Dron, w którego dostarczeniu do USA kluczową rolę odegrała Polska, będzie wystawiony jako eksponat na konferencji środowisk narodowo-konserwatywnych CPAC, która odbędzie się w weekend 22-23 lutego w Waszyngtonie.
W piątek na wystawie pojawił się Radosław Sikorski, który poinformował, iż jest to dron zestrzelony przez siły obrony powietrznej Ukrainy. – To im należą się największe gratulacje – powiedział szef polskiego MSZ.
„Owocna kooperacja Ukrainy, Polski i USA”
Sikorski wyjaśnił, iż dron był transportowany do USA na pokładzie polskiego samolotu wojskowego. – Wspaniały przykład ukraińsko-polskiej współpracy – ocenił.
Przypomniał, iż setki takich dronów wyprodukowanych w Iranie są wystrzeliwane na Ukrainę oraz atakują Izrael.
ZOBACZ: Rosja zwiększyła produkcję dronów. Testuje nowe „wabiki”

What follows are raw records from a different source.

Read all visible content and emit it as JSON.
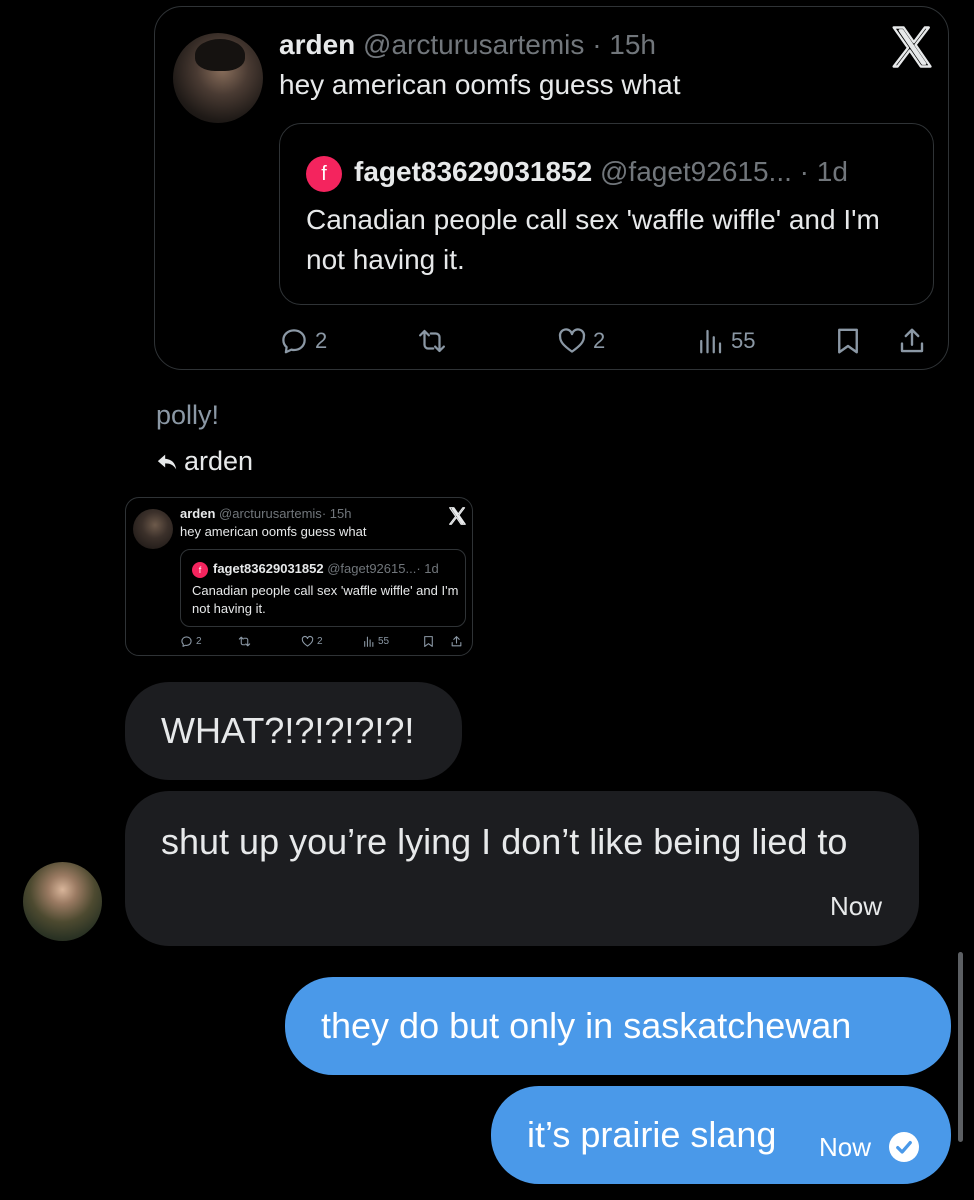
{
  "shared_tweet": {
    "author_name": "arden",
    "author_handle": "@arcturusartemis",
    "time": "· 15h",
    "text": "hey american oomfs guess what",
    "quoted": {
      "avatar_letter": "f",
      "author_name": "faget83629031852",
      "author_handle": "@faget92615...",
      "time": "· 1d",
      "text": "Canadian people call sex 'waffle wiffle' and I'm not having it."
    },
    "actions": {
      "replies": "2",
      "likes": "2",
      "views": "55"
    }
  },
  "sender_label": "polly!",
  "reply_to_label": "arden",
  "preview_tweet": {
    "author_name": "arden",
    "author_handle": "@arcturusartemis",
    "time": "· 15h",
    "text": "hey american oomfs guess what",
    "quoted": {
      "avatar_letter": "f",
      "author_name": "faget83629031852",
      "author_handle": "@faget92615...",
      "time": "· 1d",
      "text": "Canadian people call sex 'waffle wiffle' and I'm not having it."
    },
    "actions": {
      "replies": "2",
      "likes": "2",
      "views": "55"
    }
  },
  "messages": [
    {
      "direction": "incoming",
      "text": "WHAT?!?!?!?!?!"
    },
    {
      "direction": "incoming",
      "text": "shut up you’re lying I don’t like being lied to",
      "time": "Now"
    },
    {
      "direction": "outgoing",
      "text": "they do but only in saskatchewan"
    },
    {
      "direction": "outgoing",
      "text": "it’s prairie slang",
      "time": "Now",
      "status": "read"
    }
  ],
  "colors": {
    "background": "#000000",
    "incoming_bubble": "#1c1d20",
    "outgoing_bubble": "#4a99e9",
    "border": "#2f3336",
    "muted_text": "#71767b",
    "quoted_avatar": "#f4245e"
  }
}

– Jest to więc ważna informacja dla Europy i świata, iż Iran i Rosja współpracują w produkcji i w wystrzeliwaniu setek takich dronów w obiekty niekoniecznie wojskowe – dodał.

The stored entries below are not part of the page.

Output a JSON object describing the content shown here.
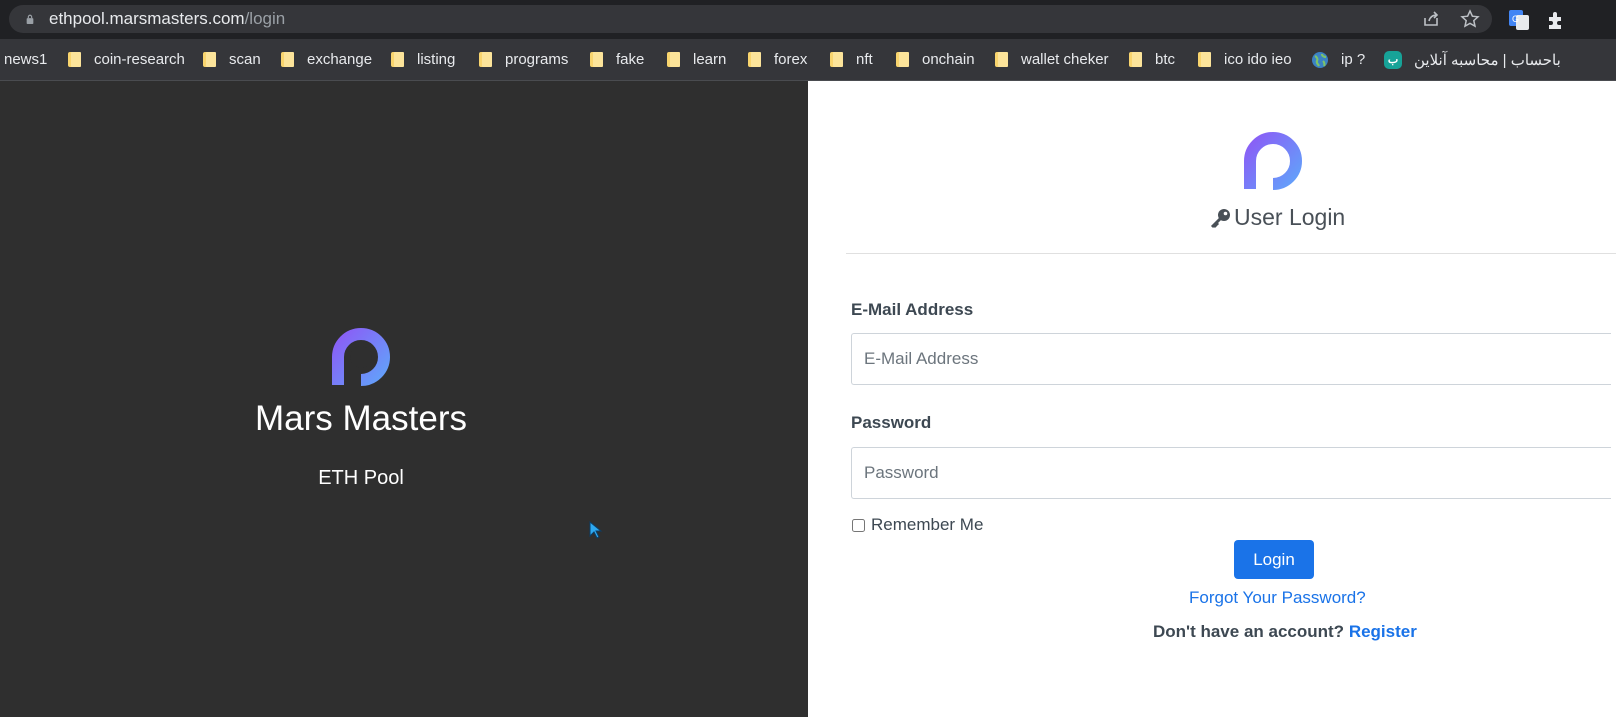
{
  "browser": {
    "url_host": "ethpool.marsmasters.com",
    "url_path": "/login"
  },
  "bookmarks": [
    {
      "label": "news1",
      "icon": "none"
    },
    {
      "label": "coin-research",
      "icon": "folder-icon"
    },
    {
      "label": "scan",
      "icon": "folder-icon"
    },
    {
      "label": "exchange",
      "icon": "folder-icon"
    },
    {
      "label": "listing",
      "icon": "folder-icon"
    },
    {
      "label": "programs",
      "icon": "folder-icon"
    },
    {
      "label": "fake",
      "icon": "folder-icon"
    },
    {
      "label": "learn",
      "icon": "folder-icon"
    },
    {
      "label": "forex",
      "icon": "folder-icon"
    },
    {
      "label": "nft",
      "icon": "folder-icon"
    },
    {
      "label": "onchain",
      "icon": "folder-icon"
    },
    {
      "label": "wallet cheker",
      "icon": "folder-icon"
    },
    {
      "label": "btc",
      "icon": "folder-icon"
    },
    {
      "label": "ico ido ieo",
      "icon": "folder-icon"
    },
    {
      "label": "ip ?",
      "icon": "globe-icon"
    },
    {
      "label": "باحساب | محاسبه آنلاین",
      "icon": "bale-icon"
    }
  ],
  "brand": {
    "title": "Mars Masters",
    "subtitle": "ETH Pool"
  },
  "login": {
    "title": "User Login",
    "email_label": "E-Mail Address",
    "email_placeholder": "E-Mail Address",
    "email_value": "",
    "password_label": "Password",
    "password_placeholder": "Password",
    "password_value": "",
    "remember_label": "Remember Me",
    "remember_checked": false,
    "submit_label": "Login",
    "forgot_label": "Forgot Your Password?",
    "no_account_text": "Don't have an account?",
    "register_label": "Register"
  },
  "colors": {
    "accent": "#1a73e8",
    "left_panel_bg": "#2f2f2f",
    "chrome_bg": "#202124"
  }
}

Podkreślił, iż fakt, iż dron trafił do USA to „owocna kooperacja Ukrainy, Polski i USA”. – Czyli modelowy sojusz, aby ten dron mógł dać tutaj świadectwo tego, z czym mamy do czynienia, czyli z osią chaosu – stwierdził.

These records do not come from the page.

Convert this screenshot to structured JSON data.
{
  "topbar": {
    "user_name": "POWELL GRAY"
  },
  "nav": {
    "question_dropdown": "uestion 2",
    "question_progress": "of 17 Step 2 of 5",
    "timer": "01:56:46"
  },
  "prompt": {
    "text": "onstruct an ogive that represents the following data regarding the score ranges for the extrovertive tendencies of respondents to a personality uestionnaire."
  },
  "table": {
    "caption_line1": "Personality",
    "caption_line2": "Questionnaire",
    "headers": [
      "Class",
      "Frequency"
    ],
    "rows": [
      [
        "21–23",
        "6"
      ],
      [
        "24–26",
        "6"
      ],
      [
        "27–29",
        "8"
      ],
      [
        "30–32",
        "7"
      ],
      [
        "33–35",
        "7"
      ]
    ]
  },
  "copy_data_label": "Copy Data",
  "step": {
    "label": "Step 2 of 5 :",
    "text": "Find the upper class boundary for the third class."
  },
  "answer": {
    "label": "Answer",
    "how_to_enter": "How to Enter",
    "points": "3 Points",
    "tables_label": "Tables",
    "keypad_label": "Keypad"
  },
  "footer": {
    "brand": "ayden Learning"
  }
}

Sikorski przyznał, iż „członkowie amerykańskiej administracji już widzieli drona, a kolejni zobaczą go dzisiaj”.
„Ten dron robi tu dobrą polityczna robotę”
– Jutro ma tu przemawiać prezydent Donald Trump, więc byłoby nam milo, gdyby obejrzał nie tylko drona, ale również jego opis, oraz opis operacji ściągnięcia go tutaj, w którym organizatorzy dziękują polskiemu rządowi i premierowi Donaldowi Tuskowi – powiedział.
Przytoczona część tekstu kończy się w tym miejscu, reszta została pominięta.